Down the pub with Heathrow Hub

On 8th August 2012, Conserve the Chilterns and Countryside Group, organised a meeting in the White Lion in Great Missenden with presentations from Steve Costello of Heathrow Hub and Mark Bostock, a former ARUP director who is currently working as a consultant examining the problems of accessibility to London’s Heathrow Airport and assessing the potential for creating an inter-modal transport hub on the UK’s Great Western Rail Line.

Costello started by stating that when HS2 was announced, they had expected a route via the M40 which is what had been promoted to five different Secretaries of State for Transport, but the problem was that HS2 became this grand projet which completely forgot about overall transport policy, and specifically aviation. Whilst the Government talk about Victorians, they feel that HS2 is a traditional Victorian railway of the private era in that it goes point to point and doesn’t provide interconnectivity.

They obviously had been punting their own route for HS2. This alternative would avoid The Chiltern AONB by tunnelling through at it’s thinnest point, and reduce the effects on West London, costing billions less and crucially from their point of view it would get people to use trains instead of cars to get to Heathrow. The only disbenefit in Costellos mind is that it would take 3 minutes more to get from London to Birmigham. They, like the other people campaigning against HS2 have used the Governments own figures in that analysis, but in their own analysis they expect that the actual cost of HS2 as proposed would be a whopping £81.2bn netting revenues of only £22.2bn, representing a cost to the taxpayer of £59bn.

Now, with the HLOS announcement for various parts of electrification, instead of a new HS2 route they are suggesting that another option for interconnectivity would be that following a high speed link from HS1 to Heathrow, high speed trains could be put on the proposed east-west line to Cambridge, with any interconnecting station serving Heathrow also feeding in to the Great Western route to Cardiff and Bristol.

Mark Bostock was quick to bemoan that the Government had forgotten everything they had learned from the experience of HS1 saying;
“With HS1, the Government originally came up with 4 alignments. None were thought through, and this has been replicated with HS2, in that it has all been done without communicating with the people affected. We (ARUP) came up with other plans and back then we didn’t need to go to Judicial Review to get the Government to listen. We had come to the conclusion that speed wasn’t the thing mainly needed. We felt HS1 should follow existing motorways and interconnect with rail. These became known as ‘The Kent Principles’ and HS2 Ltd has not been willing to consider any of these issues.”
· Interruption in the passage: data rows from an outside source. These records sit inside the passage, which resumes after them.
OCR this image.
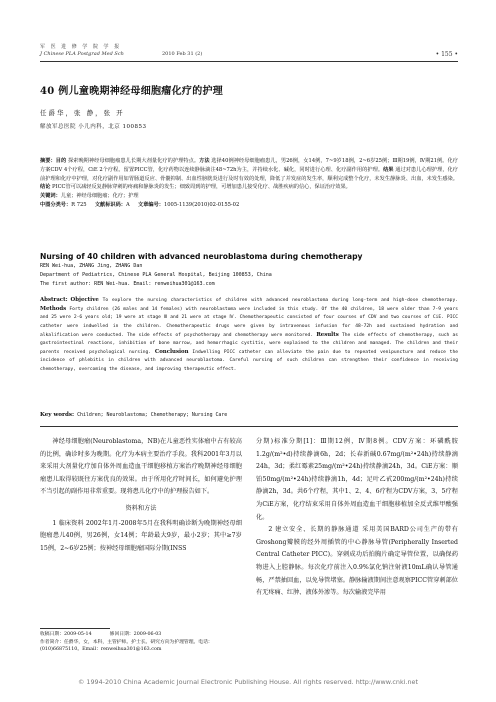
军 医 进 修 学 院 学 报
J Chinese PLA Postgrad Med Sch	2010 Feb 31 (2)	• 155 •
40 例儿童晚期神经母细胞瘤化疗的护理
任爵华，张 静，张 开
解放军总医院 小儿内科，北京 100853
摘要：目的 探索晚期神经母细胞瘤患儿长期大剂量化疗的护理特点。方法 选择40例神经母细胞瘤患儿，男26例，女14例，7~9岁18例，2~6岁25例；Ⅲ期19例，Ⅳ期21例。化疗方案CDV 4个疗程，CiE 2个疗程。留置PICC管，化疗药物以连续静脉滴注48~72h为主，并持续水化、碱化，同时进行心理、化疗副作用的护理。结果 通过对患儿心理护理，化疗前护理和化疗中护理，对化疗副作用如胃肠道反应、骨髓抑制、出血性膀胱炎进行及时有效的处理，降低了并发症的发生率，顺利完成整个化疗，未发生静脉炎、出血，未发生感染。结论 PICC管可以减轻反复静脉穿刺的疼痛和静脉炎的发生；细致周到的护理，可增加患儿接受化疗、战胜疾病的信心，保证治疗效果。
关键词：儿童；神经母细胞瘤；化疗；护理
中图分类号：R 725 文献标识码：A 文章编号：1005-1139(2010)02-0155-02
Nursing of 40 children with advanced neuroblastoma during chemotherapy
REN Wei-hua, ZHANG Jing, ZHANG Dan
Department of Pediatrics, Chinese PLA General Hospital, Beijing 100853, China
The first author: REN Wei-hua. Email: renweihua301@163.com
Abstract: Objective To explore the nursing characteristics of children with advanced neuroblastoma during long-term and high-dose chemotherapy. Methods Forty children (26 males and 14 females) with neuroblastoma were included in this study. Of the 40 children, 18 were older than 7-9 years and 25 were 2-6 years old; 19 were at stage Ⅲ and 21 were at stage Ⅳ. Chemotherapeutic consisted of four courses of CDV and two courses of CiE. PICC catheter were indwelled in the children. Chemotherapeutic drugs were given by intravenous infusion for 48-72h and sustained hydration and alkalification were conducted. The side effects of psychotherapy and chemotherapy were monitored. Results The side effects of chemotherapy, such as gastrointestinal reactions, inhibition of bone marrow, and hemorrhagic cystitis, were explained to the children and managed. The children and their parents received psychological nursing. Conclusion Indwelling PICC catheter can alleviate the pain due to repeated venipuncture and reduce the incidence of phlebitis in children with advanced neuroblastoma. Careful nursing of such children can strengthen their confidence in receiving chemotherapy, overcoming the disease, and improving therapeutic effect.
Key words: Children; Neuroblastoma; Chemotherapy; Nursing Care

神经母细胞瘤(Neuroblastoma，NB)在儿童恶性实体瘤中占有较高的比例，确诊时多为晚期。化疗为本病主要治疗手段。我科2001年3月以来采用大剂量化疗加自体外周血造血干细胞移植方案治疗晚期神经母细胞瘤患儿取得较既往方案优良的效果。由于所用化疗时间长，如何避免护理不当引起的副作用非常重要。现将患儿化疗中的护理报告如下。

资料和方法

1 临床资料 2002年1月-2008年5月在我科明确诊断为晚期神经母细胞瘤患儿40例，男26例，女14例；年龄最大9岁，最小2岁；其中≥7岁15例，2~6岁25例；按神经母细胞瘤国际分期(INSS

分期)标准分期[1]：Ⅲ期12例，Ⅳ期8例。CDV方案：环磷酰胺1.2g/(m²•d)持续静滴6h，2d；长春新碱0.67mg/(m²•24h)持续静滴24h，3d；柔红霉素25mg/(m²•24h)持续静滴24h，3d。CiE方案：顺铂50mg/(m²•24h)持续静滴1h，4d；足叶乙甙200mg/(m²•24h)持续静滴2h，3d。共6个疗程，其中1、2、4、6疗程为CDV方案，3、5疗程为CiE方案，化疗结束采用自体外周血造血干细胞移植加全反式维甲酸强化。

2 建立安全、长期的静脉通道 采用美国BARD公司生产的带有Groshong瓣膜的经外周插管的中心静脉导管(Peripherally Inserted Central Catheter PICC)。穿刺成功后拍胸片确定导管位置，以确保药物进入上腔静脉。每次化疗前注入0.9%氯化钠注射液10mL确认导管通畅，严禁抽回血，以免导管堵塞。静脉输液期间注意观察PICC管穿刺部位有无疼痛、红肿、液体外渗等。每次输液完毕用

收稿日期：2009-05-14	修回日期：2009-06-03
作者简介：任爵华，女，本科，主管护师。护士长。研究方向为护理管理。电话：(010)66875110。Email：renweihua301@163.com
© 1994-2010 China Academic Journal Electronic Publishing House. All rights reserved. http://www.cnki.net
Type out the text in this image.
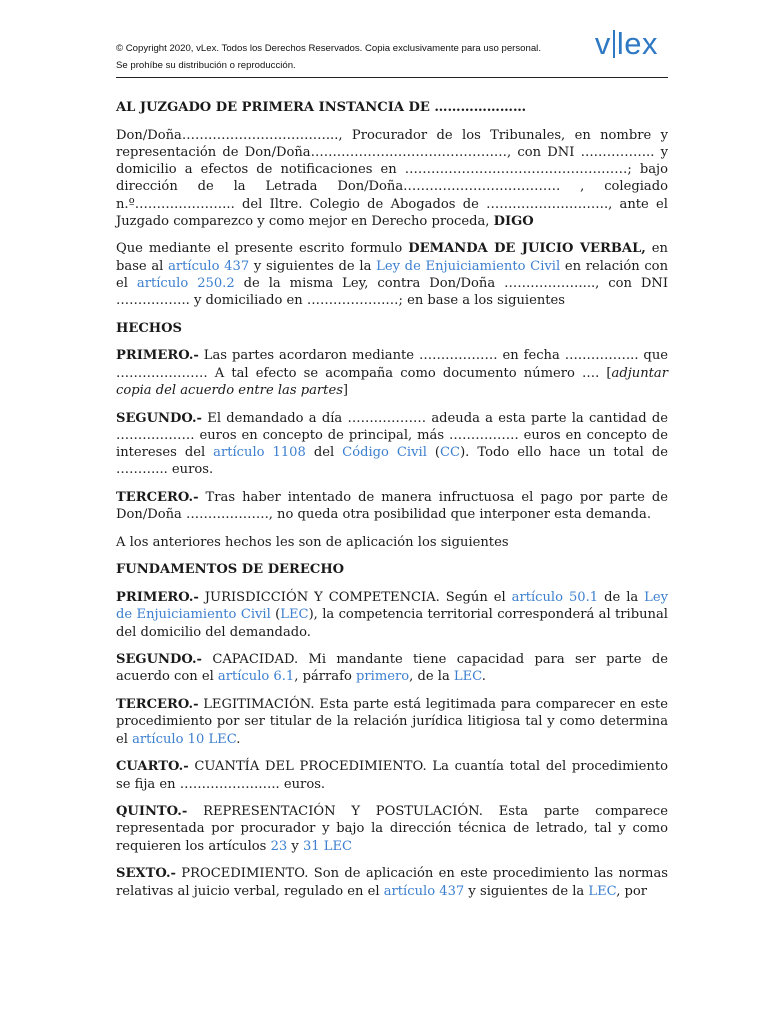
© Copyright 2020, vLex. Todos los Derechos Reservados. Copia exclusivamente para uso personal.
Se prohíbe su distribución o reproducción.
v lex
AL JUZGADO DE PRIMERA INSTANCIA DE …………………

Don/Doña……………………………..., Procurador de los Tribunales, en nombre y representación de Don/Doña………………………………………, con DNI …………….. y domicilio a efectos de notificaciones en ……………………………………………; bajo dirección de la Letrada Don/Doña……………………………… , colegiado n.º………………….. del Iltre. Colegio de Abogados de ………………………., ante el Juzgado comparezco y como mejor en Derecho proceda, DIGO

Que mediante el presente escrito formulo DEMANDA DE JUICIO VERBAL, en base al artículo 437 y siguientes de la Ley de Enjuiciamiento Civil en relación con el artículo 250.2 de la misma Ley, contra Don/Doña ………………..., con DNI …………….. y domiciliado en …………………; en base a los siguientes

HECHOS

PRIMERO.- Las partes acordaron mediante ……………… en fecha …………….. que ………………… A tal efecto se acompaña como documento número …. [adjuntar copia del acuerdo entre las partes]

SEGUNDO.- El demandado a día ……………… adeuda a esta parte la cantidad de ……………… euros en concepto de principal, más ……………. euros en concepto de intereses del artículo 1108 del Código Civil (CC). Todo ello hace un total de ………... euros.

TERCERO.- Tras haber intentado de manera infructuosa el pago por parte de Don/Doña ………………., no queda otra posibilidad que interponer esta demanda.

A los anteriores hechos les son de aplicación los siguientes

FUNDAMENTOS DE DERECHO

PRIMERO.- JURISDICCIÓN Y COMPETENCIA. Según el artículo 50.1 de la Ley de Enjuiciamiento Civil (LEC), la competencia territorial corresponderá al tribunal del domicilio del demandado.

SEGUNDO.- CAPACIDAD. Mi mandante tiene capacidad para ser parte de acuerdo con el artículo 6.1, párrafo primero, de la LEC.

TERCERO.- LEGITIMACIÓN. Esta parte está legitimada para comparecer en este procedimiento por ser titular de la relación jurídica litigiosa tal y como determina el artículo 10 LEC.

CUARTO.- CUANTÍA DEL PROCEDIMIENTO. La cuantía total del procedimiento se fija en ………………….. euros.

QUINTO.- REPRESENTACIÓN Y POSTULACIÓN. Esta parte comparece representada por procurador y bajo la dirección técnica de letrado, tal y como requieren los artículos 23 y 31 LEC

SEXTO.- PROCEDIMIENTO. Son de aplicación en este procedimiento las normas relativas al juicio verbal, regulado en el artículo 437 y siguientes de la LEC, por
“We’ve had to look at this forensically. The reason we have ended up with the current HS2 proposal is because HS2 Ltd were instructed to take it through Old Oak Common and it’s been like that since then. Ministers have found looking at Heathrow a complex issues which they didn’t want to get involved with the politics of it. Also there are a lot of people in DfT with long memories which didn’t like getting beaten 20 years ago. Back then, there were different proposals which the Government looked at properly. We can’t understand why they are not looking at that now. They were all looked at from a cost and environmental point of view, but Government aren’t interested in that or the wider economic impacts either, they simply have this engineering led solution. I find it extraordinary that Heathrow was retrofitted and other solutions were not looked at. If there is a better solution, lets see it and we might back it.”

Costello then said;
“HS2 Ltd have ignored the fact that 98% of people [travelling between Oxford and Heathrow] get to Heathrow by road and what a rail link could do to effect that. None of the HS2 routes looked at the Kent Principles and they ignored what had happened previously in international examples, such as making airport links through lines. HS2 Ltd also ignored access from west, which was in their remit. HS2 Ltd have never considered tunnelling under the M40, like has happened on continent.”

Whilst Costello had been talking about talking about the fact Heathrow Hub have been talking about alternative route options, he was keen to reach a consensus, not on different route proposals which organisations such as Stop HS2 would not be able to support as of course changing the route does not mean HS2 would suddenly become a good idea, but a consensus on the process.

“What we are looking for is a consensus, not on any specific proposal, but on the process and that that process should pause, the government should stop and look at the issue of an overall transport strategy and make the best decision for UK PLC. You could get 84858km of cycleways for £16.9bn and all the health and environmental benefits they would bring on top, you could get an urban tram for the 10 largest cities for £2bn looking at what the cost has been in Nottingham and you have to look at what Stop HS2 have been saying about broadband and looking at our transport infrastructure in the round. We are a small country which depends on interconnectivity and we want a form of consensus on pausing, so if we are going to do something, we do something sensible. If we are going to have a rational debate about aviation, it has to include rail and road. The problem we face is these grand projets are exciting to politicians and it makes it look like they are doing something.”